Pour son inventeur, Elon Musk, il est important de mettre rapidement en place ce projet de transport ultra-rapide afin de le proposer dans des parties du monde qui ne sont pas encore engorgées par d’autres infrastructures de transport plus anciennes.

Il est vrai qu’installer un projet d’une telle envergure dans des villes historiques telles que Paris ou encore New-York, qui disposent déjà de réseaux complexes de transports souterrains de passagers, relèverait quasiment de l’impossible. C’est pourquoi, Elon Musk souhaite proposer son cinquième moyen de transport à des pays tels que les Émirats Arabes Unis ou certains pays asiatiques qui sont encore en plein développement.

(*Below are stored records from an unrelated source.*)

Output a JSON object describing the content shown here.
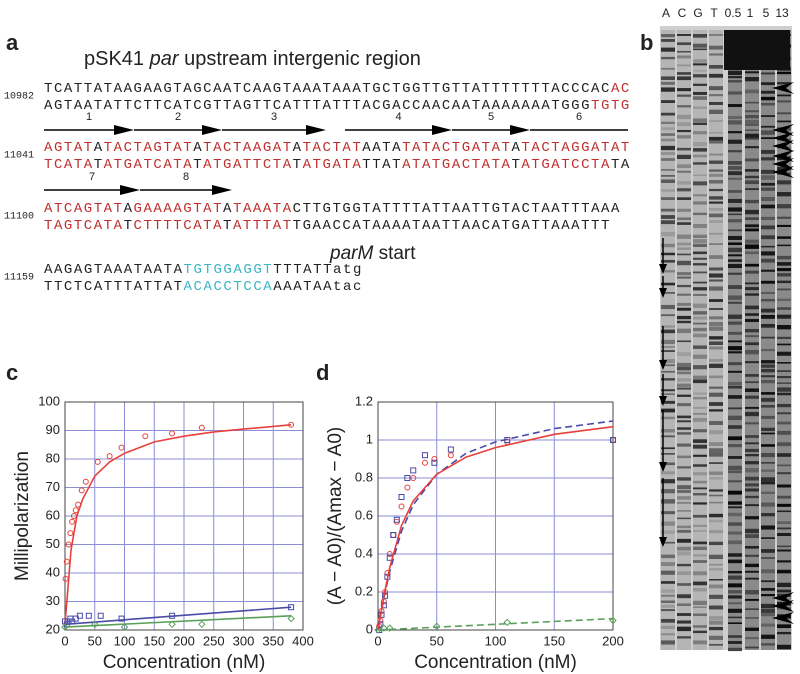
{
  "panels": {
    "a": {
      "label": "a",
      "title": [
        "pSK41 ",
        "par",
        " upstream intergenic region"
      ],
      "rows": [
        {
          "number": 10982,
          "top": [
            {
              "text": "TCATTATAAGAAGTAGCAATCAAGTAAATAAATGCTGGTTGTTATTTTTTTACCCAC",
              "color": "#222222"
            },
            {
              "text": "AC",
              "color": "#c0302e"
            }
          ],
          "bottom": [
            {
              "text": "AGTAATATTCTTCATCGTTAGTTCATTTATTTACGACCAACAATAAAAAAATGGG",
              "color": "#222222"
            },
            {
              "text": "TGTG",
              "color": "#c0302e"
            }
          ]
        },
        {
          "number": 11041,
          "top": [
            {
              "text": "AGTAT",
              "color": "#c0302e"
            },
            {
              "text": "A",
              "color": "#222222"
            },
            {
              "text": "TACTAGTAT",
              "color": "#c0302e"
            },
            {
              "text": "A",
              "color": "#222222"
            },
            {
              "text": "TACTAAGAT",
              "color": "#c0302e"
            },
            {
              "text": "A",
              "color": "#222222"
            },
            {
              "text": "TACTAT",
              "color": "#c0302e"
            },
            {
              "text": "AATA",
              "color": "#222222"
            },
            {
              "text": "TATACTGATAT",
              "color": "#c0302e"
            },
            {
              "text": "A",
              "color": "#222222"
            },
            {
              "text": "TACTAGGATAT",
              "color": "#c0302e"
            }
          ],
          "bottom": [
            {
              "text": "TCATA",
              "color": "#c0302e"
            },
            {
              "text": "T",
              "color": "#222222"
            },
            {
              "text": "ATGATCATA",
              "color": "#c0302e"
            },
            {
              "text": "T",
              "color": "#222222"
            },
            {
              "text": "ATGATTCTA",
              "color": "#c0302e"
            },
            {
              "text": "T",
              "color": "#222222"
            },
            {
              "text": "ATGATA",
              "color": "#c0302e"
            },
            {
              "text": "TTAT",
              "color": "#222222"
            },
            {
              "text": "ATATGACTATA",
              "color": "#c0302e"
            },
            {
              "text": "T",
              "color": "#222222"
            },
            {
              "text": "ATGATCCTA",
              "color": "#c0302e"
            },
            {
              "text": "TA",
              "color": "#222222"
            }
          ]
        },
        {
          "number": 11100,
          "top": [
            {
              "text": "ATCAGTAT",
              "color": "#c0302e"
            },
            {
              "text": "A",
              "color": "#222222"
            },
            {
              "text": "GAAAAGTAT",
              "color": "#c0302e"
            },
            {
              "text": "A",
              "color": "#222222"
            },
            {
              "text": "TAAATA",
              "color": "#c0302e"
            },
            {
              "text": "CTTGTGGTATTTTATTAATTGTACTAATTTAAA",
              "color": "#222222"
            }
          ],
          "bottom": [
            {
              "text": "TAGTCATA",
              "color": "#c0302e"
            },
            {
              "text": "T",
              "color": "#222222"
            },
            {
              "text": "CTTTTCATA",
              "color": "#c0302e"
            },
            {
              "text": "T",
              "color": "#222222"
            },
            {
              "text": "ATTTAT",
              "color": "#c0302e"
            },
            {
              "text": "TGAACCATAAAATAATTAACATGATTAAATTT",
              "color": "#222222"
            }
          ]
        },
        {
          "number": 11159,
          "top": [
            {
              "text": "AAGAGTAAATAATA",
              "color": "#222222"
            },
            {
              "text": "TGTGGAGGT",
              "color": "#3bb5c4"
            },
            {
              "text": "TTTATTatg",
              "color": "#222222"
            }
          ],
          "bottom": [
            {
              "text": "TTCTCATTTATTAT",
              "color": "#222222"
            },
            {
              "text": "ACACCTCCA",
              "color": "#3bb5c4"
            },
            {
              "text": "AAATAAtac",
              "color": "#222222"
            }
          ]
        }
      ],
      "repeats": [
        "1",
        "2",
        "3",
        "4",
        "5",
        "6",
        "7",
        "8"
      ],
      "start_label": [
        "parM",
        " start"
      ]
    },
    "b": {
      "label": "b",
      "lanes": [
        "A",
        "C",
        "G",
        "T",
        "0.5",
        "1",
        "5",
        "13"
      ]
    },
    "c": {
      "label": "c"
    },
    "d": {
      "label": "d"
    }
  },
  "chart_data": [
    {
      "type": "scatter",
      "xlabel": "Concentration (nM)",
      "ylabel": "Millipolarization",
      "xlim": [
        0,
        400
      ],
      "ylim": [
        20,
        100
      ],
      "xticks": [
        0,
        50,
        100,
        150,
        200,
        250,
        300,
        350,
        400
      ],
      "yticks": [
        20,
        30,
        40,
        50,
        60,
        70,
        80,
        90,
        100
      ],
      "grid": true,
      "series": [
        {
          "color": "#e8413c",
          "mode": "markers",
          "marker": "circle",
          "x": [
            1,
            3,
            6,
            9,
            12,
            15,
            18,
            22,
            28,
            35,
            55,
            75,
            95,
            135,
            180,
            230,
            380
          ],
          "values": [
            38,
            44,
            50,
            54,
            58,
            60,
            62,
            64,
            69,
            72,
            79,
            81,
            84,
            88,
            89,
            91,
            92
          ]
        },
        {
          "color": "#e8413c",
          "mode": "line",
          "x": [
            0,
            10,
            20,
            30,
            50,
            75,
            100,
            150,
            200,
            250,
            300,
            380
          ],
          "values": [
            22,
            48,
            60,
            66,
            74,
            79,
            82,
            86,
            88,
            89.5,
            90.5,
            92
          ]
        },
        {
          "color": "#4a4aa8",
          "mode": "markers",
          "marker": "square",
          "x": [
            0,
            3,
            6,
            9,
            12,
            18,
            25,
            40,
            60,
            95,
            180,
            380
          ],
          "values": [
            23,
            22,
            23,
            24,
            23,
            24,
            25,
            25,
            25,
            24,
            25,
            28
          ]
        },
        {
          "color": "#4a4aa8",
          "mode": "line",
          "x": [
            0,
            380
          ],
          "values": [
            22,
            28
          ]
        },
        {
          "color": "#5aa05a",
          "mode": "markers",
          "marker": "diamond",
          "x": [
            0,
            50,
            100,
            180,
            230,
            380
          ],
          "values": [
            21,
            22,
            21,
            22,
            22,
            24
          ]
        },
        {
          "color": "#5aa05a",
          "mode": "line",
          "x": [
            0,
            380
          ],
          "values": [
            21,
            25
          ]
        }
      ]
    },
    {
      "type": "scatter",
      "xlabel": "Concentration (nM)",
      "ylabel": "(A − A0)/(Amax − A0)",
      "xlim": [
        0,
        200
      ],
      "ylim": [
        0,
        1.2
      ],
      "xticks": [
        0,
        50,
        100,
        150,
        200
      ],
      "yticks": [
        0,
        0.2,
        0.4,
        0.6,
        0.8,
        1,
        1.2
      ],
      "grid": true,
      "series": [
        {
          "color": "#e8413c",
          "mode": "markers",
          "marker": "circle",
          "x": [
            1,
            2,
            3,
            5,
            6,
            8,
            10,
            13,
            16,
            20,
            25,
            30,
            40,
            48,
            62,
            110,
            200
          ],
          "values": [
            0.02,
            0.05,
            0.1,
            0.15,
            0.2,
            0.3,
            0.4,
            0.5,
            0.57,
            0.65,
            0.75,
            0.8,
            0.88,
            0.9,
            0.92,
            0.99,
            1.0
          ]
        },
        {
          "color": "#4a4aa8",
          "mode": "markers",
          "marker": "square",
          "x": [
            1,
            2,
            3,
            5,
            6,
            8,
            10,
            13,
            16,
            20,
            25,
            30,
            40,
            48,
            62,
            110,
            200
          ],
          "values": [
            0,
            0.03,
            0.08,
            0.13,
            0.18,
            0.28,
            0.38,
            0.5,
            0.58,
            0.7,
            0.8,
            0.84,
            0.92,
            0.88,
            0.95,
            1.0,
            1.0
          ]
        },
        {
          "color": "#5aa05a",
          "mode": "markers",
          "marker": "diamond",
          "x": [
            0,
            5,
            10,
            50,
            110,
            200
          ],
          "values": [
            0,
            0.01,
            0.01,
            0.02,
            0.04,
            0.05
          ]
        },
        {
          "color": "#4a4aa8",
          "mode": "line",
          "dash": true,
          "x": [
            0,
            5,
            10,
            20,
            30,
            50,
            75,
            100,
            150,
            200
          ],
          "values": [
            0,
            0.17,
            0.31,
            0.52,
            0.66,
            0.82,
            0.93,
            0.99,
            1.06,
            1.1
          ]
        },
        {
          "color": "#e8413c",
          "mode": "line",
          "x": [
            0,
            5,
            10,
            20,
            30,
            50,
            75,
            100,
            150,
            200
          ],
          "values": [
            0,
            0.18,
            0.33,
            0.55,
            0.68,
            0.82,
            0.91,
            0.96,
            1.03,
            1.07
          ]
        },
        {
          "color": "#5aa05a",
          "mode": "line",
          "dash": true,
          "x": [
            0,
            200
          ],
          "values": [
            0,
            0.06
          ]
        }
      ]
    }
  ]
}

Il souhaite notamment en faire un moyen de transport plus sûr que l’avion. En effet, Hyperloop ne dépendra pas du climat et pourra fonctionner de jour comme de nuit. De plus, d’après le livre blanc publié par Elon Musk en août 2013, ce nouveau moyen de transport pourrait aller deux fois plus vite qu’un avion. Reliant, par exemple, les villes de San Francisco et de Los Angeles en moins de trente minutes, c’est-à-dire presque cinq minutes de moins qu’un avion. Afin de vous donner une échelle plus familière, si l’Hyperloop faisait son entrée en France, il ne lui faudrait qu’une quarantaine de minutes pour rejoindre Marseille en partant de la ville de Paris contre les 1h15 d’avion qui sont nécessaires actuellement.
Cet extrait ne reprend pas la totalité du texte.